“JAPANOLOGY”と言う番組からの受け売り。
日本を世界に知ってもらおうというNHKの海外向け放送である。
カリフォルニアのプライスコレクションは、
江戸絵画のコレクションとして世界的に有名である。
ジョー・プライス(以下、“JP”と略す)氏のコレクションおよび財団の名前としている「心遠館(しんえんかん)」は、
伊藤若冲(いとうじゃくちゅう) の堂号「心遠館」に由来している。
コレクションの中心は若冲の作品。
その他、長沢芦雪 (ながさわろせつ)、森狙仙(もりそせん)などの上方の画家や、
酒井抱一(さかいほういつ)、鈴木其一(すずききいつ)などの江戸琳派の画家たち、
あるいは肉筆浮世絵など、近年愛好家が大きな関心を寄せているジャンルのすぐれた作品が数多い。
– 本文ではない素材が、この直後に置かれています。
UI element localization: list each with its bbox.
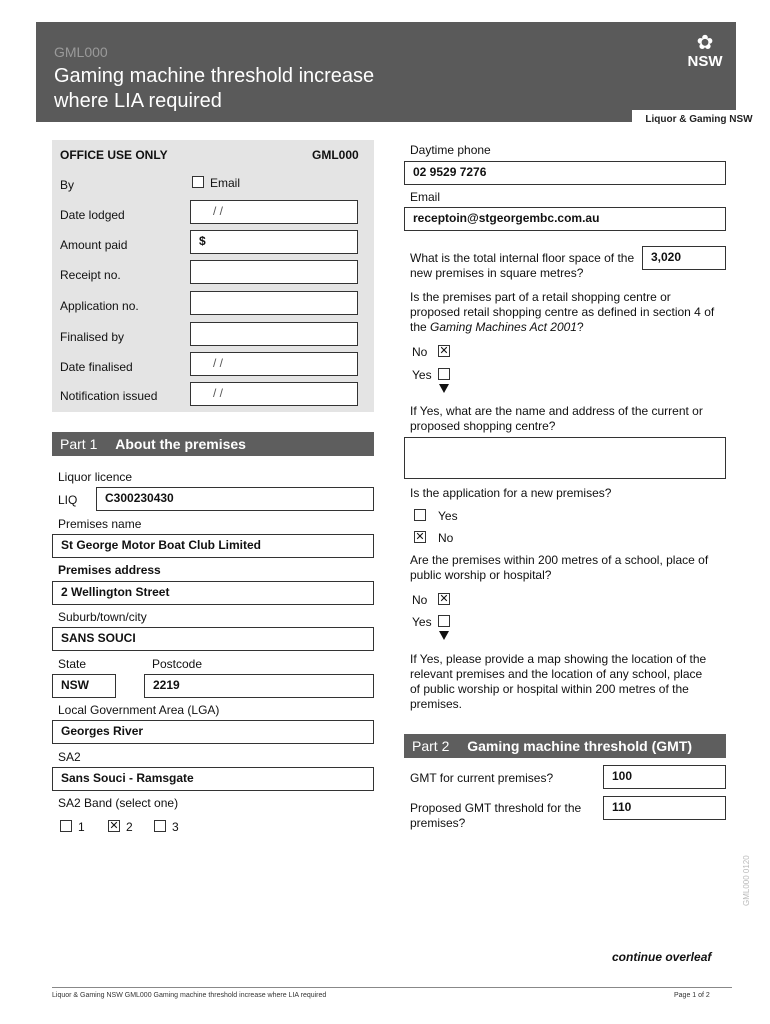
retail-centre-question: Is the premises part of a retail shopping centre or proposed retail shopping centre as defined in section 4 of the Gaming Machines Act 2001?	[410, 290, 715, 334]
date-lodged-field[interactable]: / /	[190, 200, 358, 224]
retail-no-label: No	[412, 345, 428, 359]
form-title: Gaming machine threshold increase where LIA required	[54, 65, 375, 112]
school-no-label: No	[412, 593, 428, 607]
map-note: If Yes, please provide a map showing the location of the relevant premises and the location of any school, place of public worship or hospital within 200 metres of the premises.	[410, 652, 707, 711]
email-field[interactable]: receptoin@stgeorgembc.com.au	[404, 207, 726, 231]
postcode-label: Postcode	[152, 657, 203, 671]
sa2-label: SA2	[58, 750, 81, 764]
sa2-band-3-checkbox[interactable]	[154, 820, 166, 832]
notification-label: Notification issued	[60, 389, 158, 403]
retail-yes-checkbox[interactable]	[438, 368, 450, 380]
by-label: By	[60, 178, 75, 192]
shopping-centre-field[interactable]	[404, 437, 726, 479]
agency-badge: Liquor & Gaming NSW	[632, 110, 766, 130]
suburb-field[interactable]: SANS SOUCI	[52, 627, 374, 651]
shopping-centre-question: If Yes, what are the name and address of the current or proposed shopping centre?	[410, 404, 703, 433]
retail-yes-label: Yes	[412, 368, 432, 382]
part2-heading: Part 2 Gaming machine threshold (GMT)	[404, 734, 726, 758]
office-code: GML000	[312, 148, 359, 162]
application-field[interactable]	[190, 291, 358, 315]
amount-paid-field[interactable]: $	[190, 230, 358, 254]
current-gmt-label: GMT for current premises?	[410, 771, 554, 785]
proposed-gmt-label: Proposed GMT threshold for the premises?	[410, 801, 582, 830]
address-label: Premises address	[58, 563, 161, 577]
email-label: Email	[410, 190, 441, 204]
lga-label: Local Government Area (LGA)	[58, 703, 220, 717]
email-checkbox[interactable]	[192, 176, 204, 188]
date-finalised-label: Date finalised	[60, 360, 133, 374]
waratah-icon: ✿	[696, 32, 714, 54]
finalised-by-label: Finalised by	[60, 330, 125, 344]
new-premises-question: Is the application for a new premises?	[410, 486, 612, 500]
phone-field[interactable]: 02 9529 7276	[404, 161, 726, 185]
margin-code: GML000 0120	[742, 855, 751, 906]
suburb-label: Suburb/town/city	[58, 610, 147, 624]
current-gmt-field[interactable]: 100	[603, 765, 726, 789]
liq-number-field[interactable]: C300230430	[96, 487, 374, 511]
sa2-band-2-label: 2	[126, 820, 133, 834]
sa2-band-label: SA2 Band (select one)	[58, 796, 179, 810]
date-finalised-field[interactable]: / /	[190, 352, 358, 376]
footer-text: Liquor & Gaming NSW GML000 Gaming machine threshold increase where LIA required	[52, 992, 327, 999]
nsw-logo: ✿ NSW	[676, 32, 734, 86]
new-premises-no-label: No	[438, 531, 454, 545]
state-label: State	[58, 657, 87, 671]
floor-space-field[interactable]: 3,020	[642, 246, 726, 270]
date-lodged-label: Date lodged	[60, 208, 125, 222]
liq-prefix: LIQ	[58, 493, 78, 507]
down-arrow-icon	[439, 631, 449, 640]
proposed-gmt-field[interactable]: 110	[603, 796, 726, 820]
phone-label: Daytime phone	[410, 143, 491, 157]
sa2-band-2-checkbox[interactable]: ✕	[109, 820, 119, 832]
form-code: GML000	[54, 44, 108, 60]
premises-name-field[interactable]: St George Motor Boat Club Limited	[52, 534, 374, 558]
licence-label: Liquor licence	[58, 470, 133, 484]
new-premises-yes-checkbox[interactable]	[414, 509, 426, 521]
sa2-band-1-label: 1	[78, 820, 85, 834]
part1-heading: Part 1 About the premises	[52, 432, 374, 456]
application-label: Application no.	[60, 299, 139, 313]
retail-no-checkbox[interactable]: ✕	[439, 345, 449, 357]
office-heading: OFFICE USE ONLY	[60, 148, 168, 162]
down-arrow-icon	[439, 384, 449, 393]
premises-name-label: Premises name	[58, 517, 142, 531]
amount-paid-label: Amount paid	[60, 238, 128, 252]
state-field[interactable]: NSW	[52, 674, 116, 698]
sa2-band-3-label: 3	[172, 820, 179, 834]
school-question: Are the premises within 200 metres of a school, place of public worship or hospital?	[410, 553, 709, 582]
school-no-checkbox[interactable]: ✕	[439, 593, 449, 605]
sa2-field[interactable]: Sans Souci - Ramsgate	[52, 767, 374, 791]
continue-overleaf: continue overleaf	[612, 950, 712, 964]
new-premises-no-checkbox[interactable]: ✕	[415, 531, 425, 543]
receipt-label: Receipt no.	[60, 268, 121, 282]
receipt-field[interactable]	[190, 260, 358, 284]
notification-field[interactable]: / /	[190, 382, 358, 406]
form-header	[36, 22, 753, 125]
postcode-field[interactable]: 2219	[144, 674, 374, 698]
sa2-band-1-checkbox[interactable]	[60, 820, 72, 832]
lga-field[interactable]: Georges River	[52, 720, 374, 744]
email-label: Email	[210, 176, 241, 190]
address-field[interactable]: 2 Wellington Street	[52, 581, 374, 605]
finalised-by-field[interactable]	[190, 322, 358, 346]
footer-divider	[52, 987, 732, 988]
floor-space-question: What is the total internal floor space of the new premises in square metres?	[410, 251, 635, 280]
school-yes-checkbox[interactable]	[438, 615, 450, 627]
office-use-panel	[52, 140, 374, 412]
page-number: Page 1 of 2	[674, 992, 710, 999]
new-premises-yes-label: Yes	[438, 509, 458, 523]
school-yes-label: Yes	[412, 615, 432, 629]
JP氏は、20代(1960年代)で日本の絵画に、魅入られ収集を始め、600点以上の作品を集めた。
江戸時代の家の採光・照明を想像いただきたい。
朝・昼・夕方は、多くの場合、自然光であった。
気候がよければ、障子を開け放ち、自然光が差し込み、
太陽が雲に隠れたり、再び現れたりなどの光の変化があったはずである。
夜は、蝋燭又は行灯の揺らぎのある薄暗い照明でしかなかった。
現代の電気照明で、一定の明るさを一日中保っていたのとは、随分異なっていたのである。
JP氏の自宅は、自然光を取り入れる工夫と、明るさを変えられるように、特殊なブラインドを備えていた。
さらに、驚いたことに、自然光が障子を通して差し込むようにまで、配慮しているのである。
彼の自論は、江戸時代の絵画は、
朝昼・・・、天候、そして蝋燭などの照明、さらには、障子を透過した光など、
一日・年間の光線の変化を全てを配慮して描かれているという。
それ故、日本で行ったコレクションの展示会場には、わざわざ照明を緩やかに変化させる装置まで設けていたのである。
彼は、光の達人であると共に、恐るべき観賞の達人でもある。